O quarto é silencioso, exceto pelo zumbido distante das luzes fluorescentes. Minha mente está envolta em uma névoa espessa, como se estivesse observando o mundo através de um vidro embaçado.

Não consigo encontrar energia para me mover, nem mesmo para levantar a cabeça do travesseiro. As paredes brancas e sem graça do quarto parecem fechar-se ao meu redor, como se eu estivesse preso em um labirinto.

O tempo passa de forma estranha aqui. Às vezes, sinto que horas se transformam em dias, dias em semanas. A monotonia é opressiva, e mal consigo distinguir entre a realidade e os fragmentos de sonhos que me assombram.

Os médicos vêm e vão, suas vozes distantes ecoam em meus ouvidos, mas suas palavras parecem deslizar sobre mim sem deixar vestígios.

Eles tentam me ajudar, eu sei, mas estou preso em meu próprio mundo, incapaz de encontrar uma saída.

Às vezes, breves lampejos de lucidez rompem a névoa. Na última vez, a desesperança me conduziu até o armário de medicamentos. Engoli cada pílula disponível, como se pudesse apagar de uma vez por todas esse estado agonizante, parar de ser um fardo para aqueles que amo.

A luta contra essa situação é incessante, uma batalha contra a sensação de entorpecimento que me consome.

Neste momento, tudo o que posso fazer é fechar os olhos e esperar.
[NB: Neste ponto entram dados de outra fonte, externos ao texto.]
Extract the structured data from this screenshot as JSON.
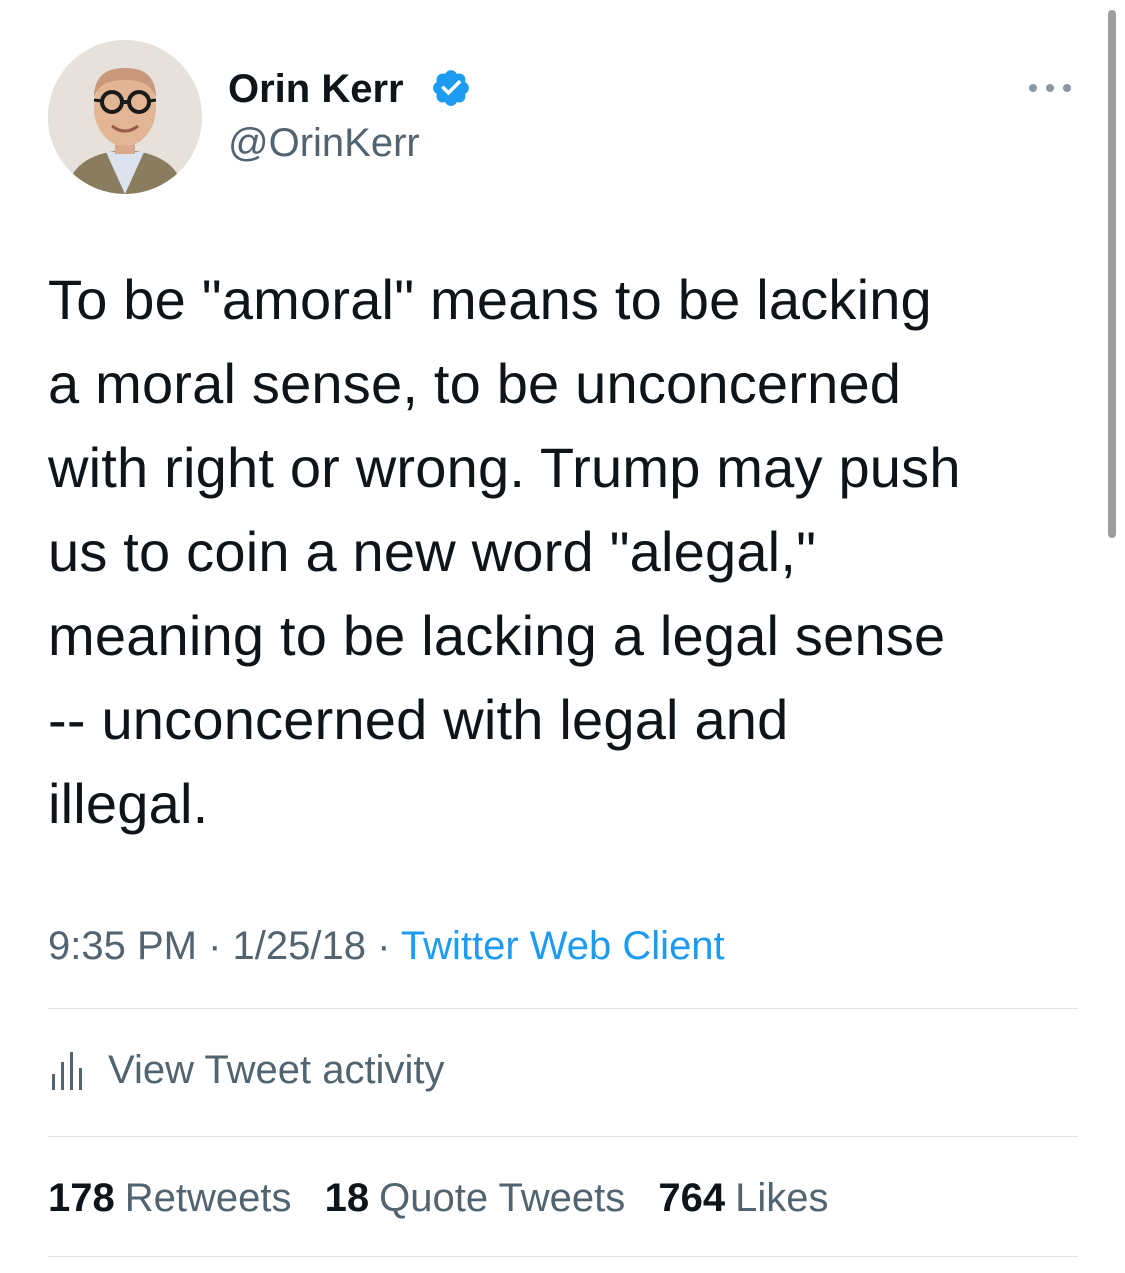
{
  "author": {
    "name": "Orin Kerr",
    "handle": "@OrinKerr",
    "verified": true
  },
  "tweet": {
    "text": "To be \"amoral\" means to be lacking\na moral sense, to be unconcerned\nwith right or wrong. Trump may push\nus to coin a new word \"alegal,\"\nmeaning to be lacking a legal sense\n-- unconcerned with legal and\nillegal.",
    "time": "9:35 PM",
    "separator": "·",
    "date": "1/25/18",
    "source": "Twitter Web Client"
  },
  "activity": {
    "label": "View Tweet activity",
    "icon": "bar-chart-icon"
  },
  "stats": {
    "retweets_count": "178",
    "retweets_label": "Retweets",
    "quotes_count": "18",
    "quotes_label": "Quote Tweets",
    "likes_count": "764",
    "likes_label": "Likes"
  },
  "colors": {
    "text_primary": "#0f1419",
    "text_secondary": "#536471",
    "accent": "#1d9bf0",
    "divider": "#dfe3e6"
  },
  "icons": {
    "more": "more-horizontal-icon",
    "verified": "verified-badge-icon"
  }
}
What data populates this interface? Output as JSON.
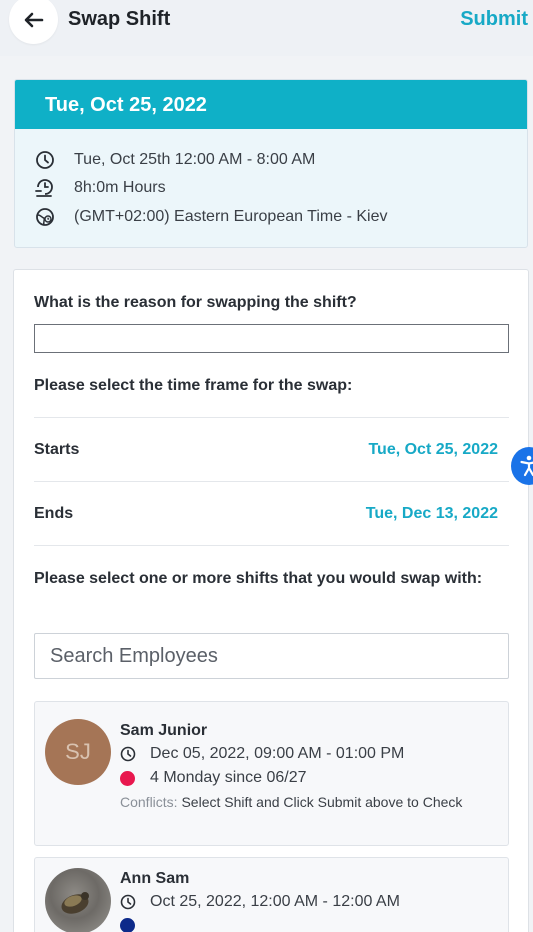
{
  "header": {
    "title": "Swap Shift",
    "submit_label": "Submit"
  },
  "shift": {
    "date_header": "Tue, Oct 25, 2022",
    "time_range": "Tue, Oct 25th 12:00 AM - 8:00 AM",
    "duration": "8h:0m Hours",
    "timezone": "(GMT+02:00) Eastern European Time - Kiev"
  },
  "form": {
    "reason_question": "What is the reason for swapping the shift?",
    "reason_value": "",
    "timeframe_question": "Please select the time frame for the swap:",
    "starts_label": "Starts",
    "starts_value": "Tue, Oct 25, 2022",
    "ends_label": "Ends",
    "ends_value": "Tue, Dec 13, 2022",
    "shifts_question": "Please select one or more shifts that you would swap with:",
    "search_placeholder": "Search Employees"
  },
  "employees": [
    {
      "initials": "SJ",
      "name": "Sam Junior",
      "shift_time": "Dec 05, 2022, 09:00 AM - 01:00 PM",
      "schedule": "4 Monday since 06/27",
      "dot_color": "#e8174e",
      "conflicts_label": "Conflicts:",
      "conflicts_text": "Select Shift and Click Submit above to Check"
    },
    {
      "name": "Ann Sam",
      "shift_time": "Oct 25, 2022, 12:00 AM - 12:00 AM",
      "dot_color": "#0d2a8a"
    }
  ],
  "colors": {
    "accent": "#17a9c6",
    "header_band": "#0fb0c7",
    "a11y_button": "#1a73e8"
  },
  "icons": {
    "back": "arrow-left-icon",
    "time": "clock-icon",
    "duration": "hourglass-timer-icon",
    "timezone": "globe-clock-icon",
    "accessibility": "accessibility-icon"
  }
}
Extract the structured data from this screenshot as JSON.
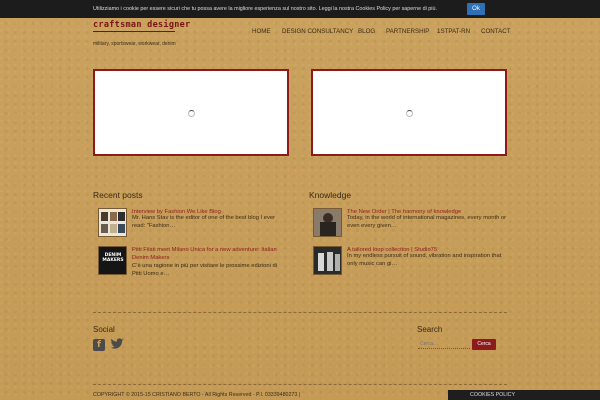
{
  "cookie_bar": {
    "text": "Utilizziamo i cookie per essere sicuri che tu possa avere la migliore esperienza sul nostro sito. Leggi la nostra Cookies Policy per saperne di più.",
    "ok_label": "Ok"
  },
  "logo": {
    "title": "craftsman designer",
    "tagline": "military, sportswear, workwear, denim"
  },
  "nav": {
    "items": [
      "HOME",
      "DESIGN CONSULTANCY",
      "BLOG",
      "PARTNERSHIP",
      "1STPAT-RN",
      "CONTACT"
    ]
  },
  "recent_posts": {
    "title": "Recent posts",
    "items": [
      {
        "title": "Interview by Fashion We Like Blog",
        "excerpt": "Mr. Hans Stav is the editor of one of the best blog I ever read: \"Fashion…"
      },
      {
        "title": "Pitti Filati meet Milano Unica for a new adventure: Italian Denim Makers",
        "excerpt": "C’è una ragione in più per visitare  le prossime edizioni di Pitti Uomo e…",
        "thumb_text": "DENIM MAKERS"
      }
    ]
  },
  "knowledge": {
    "title": "Knowledge",
    "items": [
      {
        "title": "The New Order | The harmony of knowledge",
        "excerpt": "Today, in the world of international magazines, every month or even every given…"
      },
      {
        "title": "A tailored loop collection | Studio75",
        "excerpt": "In my endless pursuit of sound, vibration and inspiration that only music can gi…"
      }
    ]
  },
  "footer": {
    "social_title": "Social",
    "search_title": "Search",
    "search_placeholder": "Cerca…",
    "search_button": "Cerca",
    "copyright": "COPYRIGHT © 2015-15 CRISTIANO BERTO - All Rights Reserved - P.I. 03339480273 |",
    "cookie_policy": "COOKIES POLICY"
  },
  "colors": {
    "background": "#c9a05c",
    "accent": "#8d1b1b",
    "cookie_button": "#2f6fb5"
  }
}
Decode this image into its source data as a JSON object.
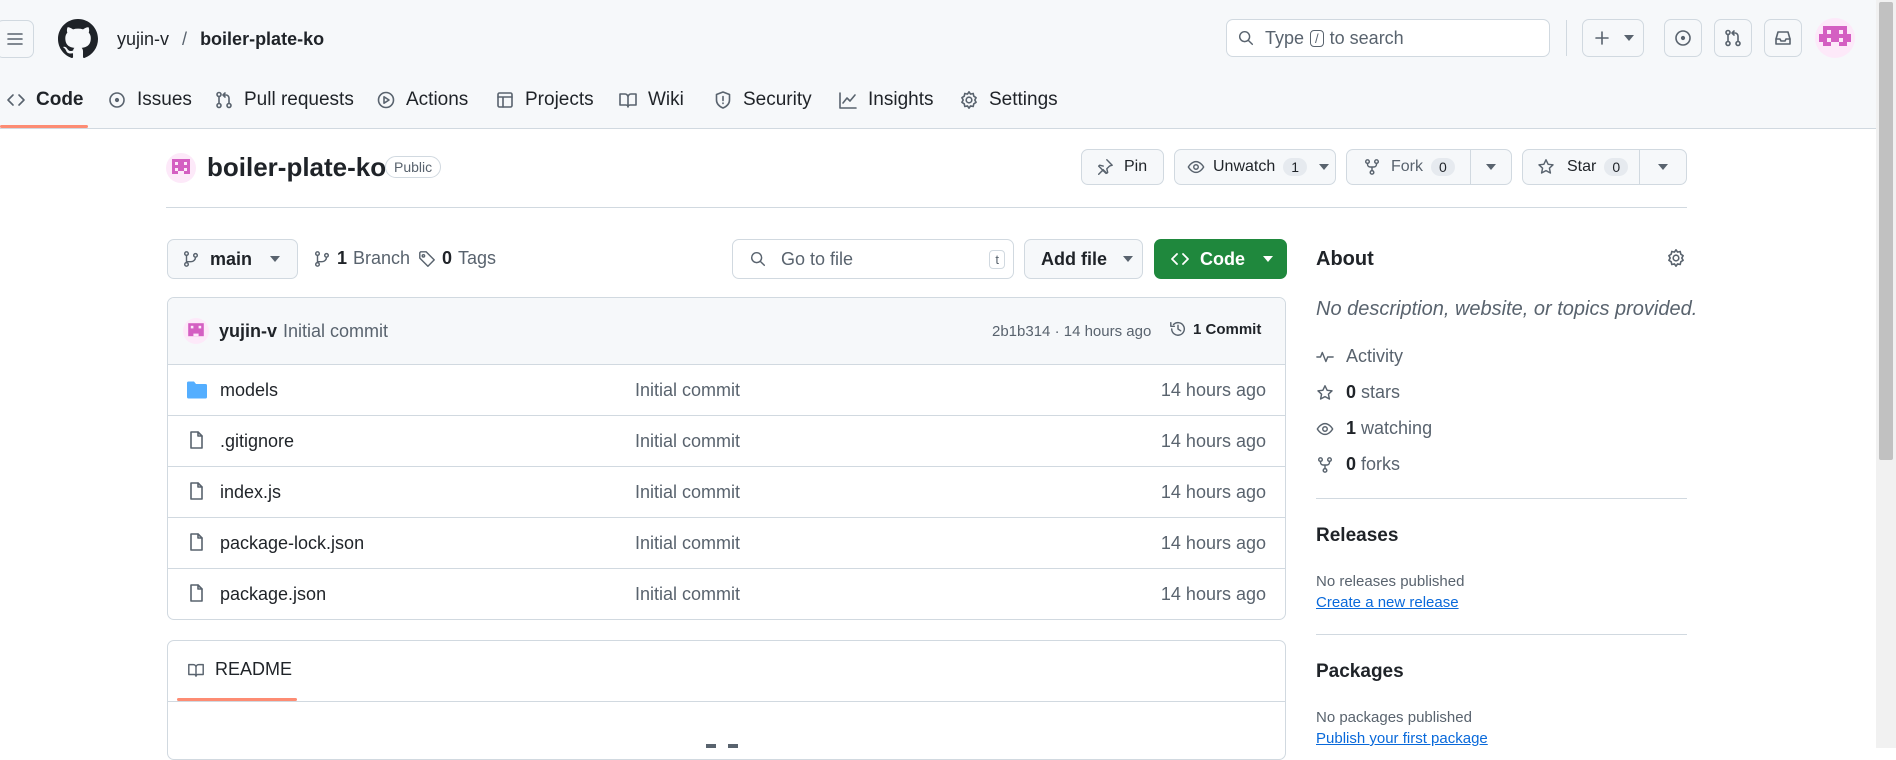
{
  "header": {
    "owner": "yujin-v",
    "separator": "/",
    "repo": "boiler-plate-ko",
    "search_prefix": "Type",
    "search_key": "/",
    "search_suffix": "to search"
  },
  "tabs": [
    {
      "label": "Code",
      "icon": "code-icon",
      "active": true
    },
    {
      "label": "Issues",
      "icon": "issue-icon"
    },
    {
      "label": "Pull requests",
      "icon": "pull-request-icon"
    },
    {
      "label": "Actions",
      "icon": "play-icon"
    },
    {
      "label": "Projects",
      "icon": "table-icon"
    },
    {
      "label": "Wiki",
      "icon": "book-icon"
    },
    {
      "label": "Security",
      "icon": "shield-icon"
    },
    {
      "label": "Insights",
      "icon": "graph-icon"
    },
    {
      "label": "Settings",
      "icon": "gear-icon"
    }
  ],
  "repo_header": {
    "name": "boiler-plate-ko",
    "visibility": "Public",
    "pin_label": "Pin",
    "unwatch_label": "Unwatch",
    "watch_count": "1",
    "fork_label": "Fork",
    "fork_count": "0",
    "star_label": "Star",
    "star_count": "0"
  },
  "toolbar": {
    "branch": "main",
    "branch_count": "1",
    "branch_label": "Branch",
    "tag_count": "0",
    "tag_label": "Tags",
    "goto_placeholder": "Go to file",
    "goto_key": "t",
    "add_file_label": "Add file",
    "code_label": "Code"
  },
  "commit": {
    "author": "yujin-v",
    "message": "Initial commit",
    "hash_time": "2b1b314 · 14 hours ago",
    "count_label": "1 Commit"
  },
  "files": [
    {
      "name": "models",
      "type": "folder",
      "message": "Initial commit",
      "time": "14 hours ago"
    },
    {
      "name": ".gitignore",
      "type": "file",
      "message": "Initial commit",
      "time": "14 hours ago"
    },
    {
      "name": "index.js",
      "type": "file",
      "message": "Initial commit",
      "time": "14 hours ago"
    },
    {
      "name": "package-lock.json",
      "type": "file",
      "message": "Initial commit",
      "time": "14 hours ago"
    },
    {
      "name": "package.json",
      "type": "file",
      "message": "Initial commit",
      "time": "14 hours ago"
    }
  ],
  "readme": {
    "label": "README"
  },
  "about": {
    "title": "About",
    "description": "No description, website, or topics provided.",
    "activity": "Activity",
    "stars_count": "0",
    "stars_label": "stars",
    "watching_count": "1",
    "watching_label": "watching",
    "forks_count": "0",
    "forks_label": "forks"
  },
  "releases": {
    "title": "Releases",
    "empty": "No releases published",
    "link": "Create a new release"
  },
  "packages": {
    "title": "Packages",
    "empty": "No packages published",
    "link": "Publish your first package"
  },
  "colors": {
    "accent_green": "#1f883d",
    "tab_underline": "#fd8c73",
    "link": "#0969da",
    "folder": "#54aeff",
    "avatar": "#d45fc2"
  }
}
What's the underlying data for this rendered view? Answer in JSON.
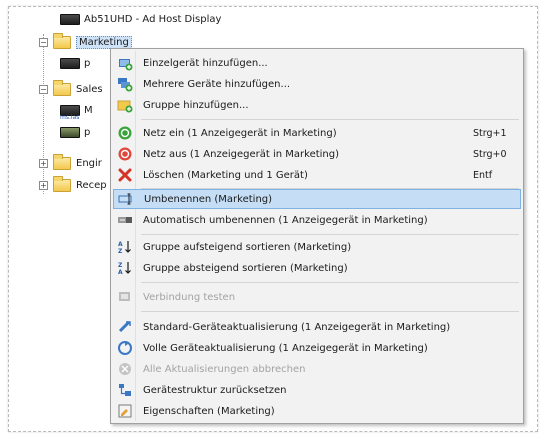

Até lá, estou preso neste estado.

Após horas de um silêncio sufocante, a voz do médico finalmente quebra o vazio do quarto.

Porém, ele não se parece em nada com o médico anterior, cuja abordagem era calorosa e solidária.

— Então o riquinho continua sem querer comer, sem querer falar com ninguém? — sua voz é carregada de sarcasmo.

Seu olhar, ao me observar, transborda com um prazer cruel, como se meu estado fosse sua fonte de entretenimento.

—  Você vai ter o que merece, retardado. Por mim, você poderia morrer, mas precisamos te manter vivo, já que sua família paga uma quantia bem generosa pela sua recuperação.

Suas palavras caem sobre mim, é como se eu estivesse assistindo a tudo de longe, sem realmente compreender a magnitude do que está acontecendo ao meu redor.

Após um período de tempo que não posso determinar. Vejo minha cama sendo movida para um local desconhecido, minha memória está turva, confusa. Estou perdido e desorientado.

— Coloque o drogadinho na cadeira, tenho um tratamento especial para ele.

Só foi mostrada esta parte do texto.